Chapter 5 of the Olympic Charter reads: "No kind of demonstration or political, religious, or racial propaganda is permitted in the Olympic areas." How convenient. China can blast water cannons all day and the IOC won't bat an eye.
Won't we ever learn?
Back in 1936 when our own Jesse Owens (bless him!) made Adolf Hitler look like a buffoon, the British Olympic committee ordered their soccer team to give a Nazi salute before a game. You can look up the picture.
Not the Olympics' proudest moment, yet we are doomed to repeat it.
It's not enough to prohibit demonstrations and propaganda in Beijing; such "unsportsmanlike" conduct must be preemptively curtailed.
But how? By forcing athletes to sign statements promising not to criticize the Communist Chinese government at all. Reportedly the British Olympic Committee has forced their athletes to sign these statements already, under penalty of expulsion from the Olympic team.
Lads, don't forget to leave that Bible at home, too. It's banned, you know. Yes, Olympic organizers have put the Bible on the list of items athletes are prohibited from bringing to Beijing. (I haven't seen the whole list, but Catcher in the Rye and Common Sense must there somewhere.)

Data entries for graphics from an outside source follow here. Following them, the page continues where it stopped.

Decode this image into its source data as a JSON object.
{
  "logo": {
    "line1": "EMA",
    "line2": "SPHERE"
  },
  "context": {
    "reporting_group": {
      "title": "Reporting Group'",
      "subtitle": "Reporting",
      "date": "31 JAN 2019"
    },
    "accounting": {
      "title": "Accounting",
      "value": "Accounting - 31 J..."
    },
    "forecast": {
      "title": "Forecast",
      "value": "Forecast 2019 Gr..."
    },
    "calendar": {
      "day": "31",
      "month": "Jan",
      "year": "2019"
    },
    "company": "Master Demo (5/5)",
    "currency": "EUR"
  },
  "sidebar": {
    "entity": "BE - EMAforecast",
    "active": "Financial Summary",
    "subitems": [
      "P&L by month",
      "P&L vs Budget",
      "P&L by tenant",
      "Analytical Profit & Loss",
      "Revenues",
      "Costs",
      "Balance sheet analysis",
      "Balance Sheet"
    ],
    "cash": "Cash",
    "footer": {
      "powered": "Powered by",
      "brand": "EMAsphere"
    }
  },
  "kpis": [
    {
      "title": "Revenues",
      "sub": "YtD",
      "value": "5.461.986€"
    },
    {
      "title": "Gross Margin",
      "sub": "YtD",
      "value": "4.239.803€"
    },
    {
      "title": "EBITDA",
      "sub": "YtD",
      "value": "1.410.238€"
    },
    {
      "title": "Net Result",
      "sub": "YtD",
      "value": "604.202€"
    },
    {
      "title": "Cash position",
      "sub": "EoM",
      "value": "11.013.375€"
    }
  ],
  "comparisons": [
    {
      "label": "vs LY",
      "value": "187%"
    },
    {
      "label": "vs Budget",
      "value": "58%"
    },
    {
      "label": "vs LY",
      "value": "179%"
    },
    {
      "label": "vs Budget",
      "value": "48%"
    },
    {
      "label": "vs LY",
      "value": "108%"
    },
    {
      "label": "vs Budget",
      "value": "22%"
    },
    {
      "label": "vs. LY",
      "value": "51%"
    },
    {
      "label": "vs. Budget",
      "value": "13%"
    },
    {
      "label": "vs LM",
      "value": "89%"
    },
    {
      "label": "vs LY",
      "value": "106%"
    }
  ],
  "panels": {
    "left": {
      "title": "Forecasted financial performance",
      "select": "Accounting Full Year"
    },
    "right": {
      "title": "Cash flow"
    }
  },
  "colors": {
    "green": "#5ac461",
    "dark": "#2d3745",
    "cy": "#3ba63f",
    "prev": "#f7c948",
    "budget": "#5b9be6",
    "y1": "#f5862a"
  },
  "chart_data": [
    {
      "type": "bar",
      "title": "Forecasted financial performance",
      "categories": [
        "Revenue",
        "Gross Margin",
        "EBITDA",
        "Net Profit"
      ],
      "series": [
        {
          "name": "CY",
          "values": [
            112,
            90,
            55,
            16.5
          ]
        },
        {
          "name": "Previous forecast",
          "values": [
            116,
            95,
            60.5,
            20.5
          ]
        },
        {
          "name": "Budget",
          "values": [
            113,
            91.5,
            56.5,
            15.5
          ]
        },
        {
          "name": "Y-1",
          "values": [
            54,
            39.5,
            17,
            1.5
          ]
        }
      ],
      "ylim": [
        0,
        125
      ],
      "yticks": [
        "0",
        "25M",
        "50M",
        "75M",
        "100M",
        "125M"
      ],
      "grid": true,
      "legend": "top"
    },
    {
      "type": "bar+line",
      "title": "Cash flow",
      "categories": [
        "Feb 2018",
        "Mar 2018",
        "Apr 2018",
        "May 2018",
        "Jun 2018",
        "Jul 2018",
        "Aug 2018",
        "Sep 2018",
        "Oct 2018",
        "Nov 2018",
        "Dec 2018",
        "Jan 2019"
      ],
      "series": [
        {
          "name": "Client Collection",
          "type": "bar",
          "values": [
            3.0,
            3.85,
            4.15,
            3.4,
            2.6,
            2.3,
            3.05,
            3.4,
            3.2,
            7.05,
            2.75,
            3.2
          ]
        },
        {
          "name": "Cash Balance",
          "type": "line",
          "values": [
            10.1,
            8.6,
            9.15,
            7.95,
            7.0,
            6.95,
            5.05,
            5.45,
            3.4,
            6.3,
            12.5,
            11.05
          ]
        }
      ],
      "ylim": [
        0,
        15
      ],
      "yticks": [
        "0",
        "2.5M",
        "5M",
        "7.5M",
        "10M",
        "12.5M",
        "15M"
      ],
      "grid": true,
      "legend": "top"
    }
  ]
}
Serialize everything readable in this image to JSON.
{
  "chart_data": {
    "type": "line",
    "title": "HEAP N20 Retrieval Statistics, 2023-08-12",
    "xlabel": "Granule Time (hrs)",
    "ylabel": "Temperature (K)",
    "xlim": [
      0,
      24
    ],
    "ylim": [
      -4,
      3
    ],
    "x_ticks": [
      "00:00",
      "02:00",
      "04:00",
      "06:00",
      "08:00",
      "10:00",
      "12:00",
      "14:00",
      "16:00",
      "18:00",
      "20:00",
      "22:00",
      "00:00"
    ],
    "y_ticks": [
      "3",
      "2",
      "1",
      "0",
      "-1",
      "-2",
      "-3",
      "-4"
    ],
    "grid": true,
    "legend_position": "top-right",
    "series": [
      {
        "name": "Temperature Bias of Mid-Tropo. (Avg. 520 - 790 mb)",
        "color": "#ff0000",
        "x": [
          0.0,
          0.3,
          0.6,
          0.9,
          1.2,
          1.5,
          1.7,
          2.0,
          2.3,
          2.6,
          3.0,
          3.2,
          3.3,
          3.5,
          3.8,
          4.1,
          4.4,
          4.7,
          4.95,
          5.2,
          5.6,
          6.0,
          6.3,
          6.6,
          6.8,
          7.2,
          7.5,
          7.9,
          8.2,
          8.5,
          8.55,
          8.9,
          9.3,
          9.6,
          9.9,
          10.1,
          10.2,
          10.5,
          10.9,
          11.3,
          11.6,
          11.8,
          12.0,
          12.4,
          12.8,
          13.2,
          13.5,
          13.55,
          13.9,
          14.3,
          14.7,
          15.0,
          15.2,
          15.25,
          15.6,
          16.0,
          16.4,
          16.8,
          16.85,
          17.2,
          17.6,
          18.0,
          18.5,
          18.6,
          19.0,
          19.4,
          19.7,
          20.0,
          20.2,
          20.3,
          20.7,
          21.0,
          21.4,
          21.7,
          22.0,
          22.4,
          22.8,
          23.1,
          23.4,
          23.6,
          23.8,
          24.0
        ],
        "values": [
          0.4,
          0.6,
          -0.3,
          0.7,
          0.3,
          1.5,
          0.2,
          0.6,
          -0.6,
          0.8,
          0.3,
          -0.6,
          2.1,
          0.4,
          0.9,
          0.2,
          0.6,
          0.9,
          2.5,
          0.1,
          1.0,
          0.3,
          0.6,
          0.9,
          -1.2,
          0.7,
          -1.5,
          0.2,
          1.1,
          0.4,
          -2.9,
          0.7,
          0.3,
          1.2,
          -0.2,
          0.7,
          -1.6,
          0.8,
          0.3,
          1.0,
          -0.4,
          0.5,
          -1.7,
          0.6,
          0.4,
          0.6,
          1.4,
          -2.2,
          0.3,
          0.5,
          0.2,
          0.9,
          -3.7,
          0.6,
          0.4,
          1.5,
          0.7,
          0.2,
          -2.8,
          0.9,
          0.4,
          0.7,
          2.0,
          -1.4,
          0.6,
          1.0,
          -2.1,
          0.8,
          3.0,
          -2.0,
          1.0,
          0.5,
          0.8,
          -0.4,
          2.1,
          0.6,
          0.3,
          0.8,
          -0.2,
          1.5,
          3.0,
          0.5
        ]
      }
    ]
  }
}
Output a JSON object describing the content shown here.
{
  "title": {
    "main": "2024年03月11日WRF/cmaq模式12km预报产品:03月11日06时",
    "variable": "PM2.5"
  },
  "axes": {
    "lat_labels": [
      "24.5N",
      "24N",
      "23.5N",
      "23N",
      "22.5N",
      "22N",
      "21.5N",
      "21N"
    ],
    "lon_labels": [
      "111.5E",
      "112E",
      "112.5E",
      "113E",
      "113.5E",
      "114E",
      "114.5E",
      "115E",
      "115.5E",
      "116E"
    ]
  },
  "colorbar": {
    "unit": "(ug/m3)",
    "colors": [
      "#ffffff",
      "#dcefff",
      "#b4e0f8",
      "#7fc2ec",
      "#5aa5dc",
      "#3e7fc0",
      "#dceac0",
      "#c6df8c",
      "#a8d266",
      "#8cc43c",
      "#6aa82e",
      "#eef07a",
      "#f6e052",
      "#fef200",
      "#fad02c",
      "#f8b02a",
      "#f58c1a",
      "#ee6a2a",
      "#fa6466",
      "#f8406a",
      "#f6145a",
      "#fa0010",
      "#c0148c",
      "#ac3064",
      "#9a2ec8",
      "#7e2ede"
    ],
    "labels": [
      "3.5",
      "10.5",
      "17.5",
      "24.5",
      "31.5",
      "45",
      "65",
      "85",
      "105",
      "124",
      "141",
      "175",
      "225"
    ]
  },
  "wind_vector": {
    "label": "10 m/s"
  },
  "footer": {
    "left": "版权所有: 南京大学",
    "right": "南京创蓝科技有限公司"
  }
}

If an athlete isn't Christian, not to worry. Mosques have been purged, imams vetted, and those war-mongering Buddhists have been, ahem, contained.
No, Eric Liddell wouldn't run in the upcoming Olympics. He would do what everyone who values liberty and humanity should do: he would decry these Olympics to all who would listen.
To date, no Eric Liddell has shown up to denounce China. No president, no prime minister, no King or Queen has done more than criticize Beijing's smog problem. No athlete has refused to compete unless the Bible or Koran is packed in a carry-on bag (only marathoner Haile Gebrselassie refused: smog). No torchbearer has refused to set foot in Tibet to protest its occupation.
The Olympic Spirit isn't about competition; it's about the best of humanity, the triumph of mankind over adversity, a sense of fair play and sportsmanship that can't otherwise exist. It's not supposed to be about most favored trade nation status.
Grease up those elbows. It looks like we've got a salute coming (and I don't mean Black Power).